Have you ever had your parenting skills critiqued as your child bawled on an airplane, or had someone stop you at a park to tell you you’re doing it all wrong? Let’s just say that if you know it, you know it.
It’s useful to contemplate parental know-it-alls from well outside the proverbial arena as Louisiana’s HB 570, frequently described as the “App Store Accountability Act,” makes its way through Louisiana’s House. If parents don’t exactly take well to parenting advice obnoxiously provided by strangers, what will they think of politicians dictating parenting styles from Baton Rouge? It’s not unrealistic to speculate that more than a few parents reading this opinion piece are sighing in response to the arrogant notion that good parenting can be legislated.
Sadly, that’s what proponents of HB 570 are in the process of doing right now. Some members of Louisiana’s political class are arrogantly substituting themselves for the state’s parents, and in the process, imagining they can write good parental outcomes.

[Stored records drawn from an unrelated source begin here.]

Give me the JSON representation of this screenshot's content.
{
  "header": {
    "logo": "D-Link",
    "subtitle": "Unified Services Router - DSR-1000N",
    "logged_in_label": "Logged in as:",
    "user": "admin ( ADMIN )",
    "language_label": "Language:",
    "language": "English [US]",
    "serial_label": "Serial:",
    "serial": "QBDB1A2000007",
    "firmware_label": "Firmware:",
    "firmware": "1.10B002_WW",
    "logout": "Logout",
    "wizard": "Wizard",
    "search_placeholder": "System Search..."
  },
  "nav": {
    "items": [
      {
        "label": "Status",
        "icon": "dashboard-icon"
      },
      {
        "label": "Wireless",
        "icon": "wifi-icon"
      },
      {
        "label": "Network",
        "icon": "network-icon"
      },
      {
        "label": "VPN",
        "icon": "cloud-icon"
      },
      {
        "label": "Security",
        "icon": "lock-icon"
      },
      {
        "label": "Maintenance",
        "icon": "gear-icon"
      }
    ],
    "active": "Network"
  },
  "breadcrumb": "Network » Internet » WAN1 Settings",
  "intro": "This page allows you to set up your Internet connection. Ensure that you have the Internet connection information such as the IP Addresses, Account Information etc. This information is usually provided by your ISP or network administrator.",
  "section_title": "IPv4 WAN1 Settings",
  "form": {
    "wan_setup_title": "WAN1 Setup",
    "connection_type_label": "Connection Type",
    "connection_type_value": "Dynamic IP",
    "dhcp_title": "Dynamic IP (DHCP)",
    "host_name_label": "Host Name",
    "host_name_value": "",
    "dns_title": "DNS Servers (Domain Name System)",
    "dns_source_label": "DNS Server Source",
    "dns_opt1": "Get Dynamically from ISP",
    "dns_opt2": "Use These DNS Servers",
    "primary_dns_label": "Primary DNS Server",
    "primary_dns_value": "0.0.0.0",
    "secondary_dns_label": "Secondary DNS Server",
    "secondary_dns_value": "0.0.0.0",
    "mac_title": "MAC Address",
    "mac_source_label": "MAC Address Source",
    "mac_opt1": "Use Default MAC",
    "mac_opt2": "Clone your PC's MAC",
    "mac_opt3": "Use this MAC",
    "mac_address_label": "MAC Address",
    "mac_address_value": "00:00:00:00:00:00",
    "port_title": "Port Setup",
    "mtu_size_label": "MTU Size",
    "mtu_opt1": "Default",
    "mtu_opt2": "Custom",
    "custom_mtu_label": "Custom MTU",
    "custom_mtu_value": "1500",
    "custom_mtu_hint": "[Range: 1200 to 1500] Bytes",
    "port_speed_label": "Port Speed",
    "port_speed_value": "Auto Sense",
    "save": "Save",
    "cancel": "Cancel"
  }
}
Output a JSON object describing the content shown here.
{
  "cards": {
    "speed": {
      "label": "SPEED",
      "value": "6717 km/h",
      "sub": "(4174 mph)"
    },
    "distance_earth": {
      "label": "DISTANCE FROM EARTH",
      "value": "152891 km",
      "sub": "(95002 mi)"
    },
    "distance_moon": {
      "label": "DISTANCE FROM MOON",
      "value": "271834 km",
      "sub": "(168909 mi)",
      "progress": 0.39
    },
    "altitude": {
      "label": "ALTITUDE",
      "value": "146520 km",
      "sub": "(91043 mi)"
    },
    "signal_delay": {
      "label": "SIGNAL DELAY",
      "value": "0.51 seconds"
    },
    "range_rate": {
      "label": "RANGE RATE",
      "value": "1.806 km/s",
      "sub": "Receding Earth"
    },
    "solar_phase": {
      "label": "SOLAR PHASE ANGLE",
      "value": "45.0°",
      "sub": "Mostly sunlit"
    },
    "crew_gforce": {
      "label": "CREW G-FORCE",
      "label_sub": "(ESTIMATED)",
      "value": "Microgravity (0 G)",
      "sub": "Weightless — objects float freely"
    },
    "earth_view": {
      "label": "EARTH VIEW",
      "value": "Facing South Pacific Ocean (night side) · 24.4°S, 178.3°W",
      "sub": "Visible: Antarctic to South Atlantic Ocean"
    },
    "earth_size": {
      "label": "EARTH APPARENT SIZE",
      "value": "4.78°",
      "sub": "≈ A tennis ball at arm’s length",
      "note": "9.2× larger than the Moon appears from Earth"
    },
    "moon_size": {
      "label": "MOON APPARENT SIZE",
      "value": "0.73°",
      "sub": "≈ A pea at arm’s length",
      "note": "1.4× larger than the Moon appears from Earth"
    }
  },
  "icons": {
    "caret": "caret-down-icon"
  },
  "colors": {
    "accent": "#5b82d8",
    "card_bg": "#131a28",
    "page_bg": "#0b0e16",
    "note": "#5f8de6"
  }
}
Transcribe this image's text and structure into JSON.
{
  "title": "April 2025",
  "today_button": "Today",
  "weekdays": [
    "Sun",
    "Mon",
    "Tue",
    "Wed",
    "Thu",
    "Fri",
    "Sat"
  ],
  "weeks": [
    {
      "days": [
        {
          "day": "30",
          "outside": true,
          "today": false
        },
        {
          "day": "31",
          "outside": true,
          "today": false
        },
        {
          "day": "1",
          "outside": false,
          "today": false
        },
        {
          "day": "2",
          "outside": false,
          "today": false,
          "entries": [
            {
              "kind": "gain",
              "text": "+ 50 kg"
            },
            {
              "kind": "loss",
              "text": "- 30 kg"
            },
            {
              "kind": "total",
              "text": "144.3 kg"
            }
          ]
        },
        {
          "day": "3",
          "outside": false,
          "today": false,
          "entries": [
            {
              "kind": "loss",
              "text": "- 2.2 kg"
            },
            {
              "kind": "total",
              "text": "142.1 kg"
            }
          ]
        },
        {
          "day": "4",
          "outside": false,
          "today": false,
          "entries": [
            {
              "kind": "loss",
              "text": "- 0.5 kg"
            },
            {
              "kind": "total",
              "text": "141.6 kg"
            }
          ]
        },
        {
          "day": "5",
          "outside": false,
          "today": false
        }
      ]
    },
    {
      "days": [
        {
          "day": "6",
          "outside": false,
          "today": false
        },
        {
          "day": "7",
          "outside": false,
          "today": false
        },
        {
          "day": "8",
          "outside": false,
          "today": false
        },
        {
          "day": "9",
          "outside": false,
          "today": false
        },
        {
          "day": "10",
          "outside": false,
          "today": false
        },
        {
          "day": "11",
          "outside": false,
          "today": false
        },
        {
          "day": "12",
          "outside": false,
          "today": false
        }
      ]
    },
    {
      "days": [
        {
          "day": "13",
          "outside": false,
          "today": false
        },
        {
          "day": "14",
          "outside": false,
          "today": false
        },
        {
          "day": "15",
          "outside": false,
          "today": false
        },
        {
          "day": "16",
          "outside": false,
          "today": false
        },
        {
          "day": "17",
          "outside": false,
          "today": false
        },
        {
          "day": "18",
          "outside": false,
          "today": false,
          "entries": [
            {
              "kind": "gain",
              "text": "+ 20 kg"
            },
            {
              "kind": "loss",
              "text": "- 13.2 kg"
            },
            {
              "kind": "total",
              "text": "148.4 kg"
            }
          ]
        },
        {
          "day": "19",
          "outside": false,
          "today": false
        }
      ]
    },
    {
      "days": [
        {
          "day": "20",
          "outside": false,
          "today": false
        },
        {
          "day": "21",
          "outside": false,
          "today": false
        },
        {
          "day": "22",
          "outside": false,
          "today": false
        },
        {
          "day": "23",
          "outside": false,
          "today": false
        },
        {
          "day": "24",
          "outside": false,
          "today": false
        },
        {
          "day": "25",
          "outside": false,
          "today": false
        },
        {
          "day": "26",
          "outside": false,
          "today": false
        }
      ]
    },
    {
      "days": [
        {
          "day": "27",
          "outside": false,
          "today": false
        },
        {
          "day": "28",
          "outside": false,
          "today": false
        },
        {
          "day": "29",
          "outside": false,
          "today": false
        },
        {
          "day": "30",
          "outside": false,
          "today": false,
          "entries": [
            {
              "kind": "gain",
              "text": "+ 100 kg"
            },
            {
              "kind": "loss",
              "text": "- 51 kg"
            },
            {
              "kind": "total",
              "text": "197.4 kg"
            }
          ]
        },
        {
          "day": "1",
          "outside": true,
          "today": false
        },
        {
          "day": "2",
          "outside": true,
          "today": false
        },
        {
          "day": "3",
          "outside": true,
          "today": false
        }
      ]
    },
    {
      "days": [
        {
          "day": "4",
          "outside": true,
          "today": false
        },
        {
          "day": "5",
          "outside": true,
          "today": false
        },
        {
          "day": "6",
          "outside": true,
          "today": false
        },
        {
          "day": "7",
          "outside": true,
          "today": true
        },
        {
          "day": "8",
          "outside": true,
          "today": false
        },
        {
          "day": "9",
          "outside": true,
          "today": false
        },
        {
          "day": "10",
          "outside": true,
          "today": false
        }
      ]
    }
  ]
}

HB 570 would, among other things, mandate age verification and parental approval for minors under the age of 18 when it comes to the downloading or purchase of apps utilized by smartphone or computer users. Implied in the Act is that lawmakers want to aid parents in the protection of young people from potentially harmful online content.
On its face, some will briefly forget how annoying parenting advice offered without request can be ahead of asking what’s not to like about an Act that protects young people. It’s not an unreasonable question, but it’s one that the answer to reveals the superfluous, insulting, and worst of all, the dangerous nature of 570. They think they can help parents with laws? How insulting. Which requires a backtrack.
First, there’s nothing mandated in HB 570 that parents can’t already do on their own. Please stop and think about the previous point, parents in particular. Really, who among us requires a law to be good, conscientious and watchful? By extension, who among us would blithely hand over screen-time rules to lawmakers?
It all speaks of the superfluous nature of 570, but also its insulting qualities. Parents put so much time and effort into parenting, only for legislators to arrogate themselves oversight of young people. Sorry, but no law or collection of laws will ever come close to replacing what parents painstakingly do for their kids daily.
To which some will not unreasonably point out that HB 570 is not meant for the parents who routinely go beyond laws existing or imagined in the protection of their offspring. As in the proposed law is about protection for the young people whose parents aren’t as conscientious and watchful, but who need top-quality supervision just the same. The previous rationale perhaps sounds noble, but looked at more critically, it’s strong evidence of just how perilous HB 570 could be.
Seriously, how harmful it would be if the passage of a law billed as protection for children (or the children not presently being parented enough) gives parents false comfort of the sort that results in them reducing their vigilance even a little or, in the case of seemingly indifferent parents, frees them to reduce their vigilance even more. As opposed to protecting those who need protection the most, that which reduces keeping a watchful eye on children to laws would create a false sense of parental security at a time when insecurity resulting in greater parental oversight is most needed.
As HB 570 heads to a vote, the easy thing for legislators to do will be to vote “yea” for what perhaps sounds good. Except that there’s nothing good about reducing what’s so important to the counting of heads, and much more troubling, there’s little that’s more distasteful than politicians substituting their lawmaking for the full-time job of parenting.
John Tamny is the president of the Parkview Institute.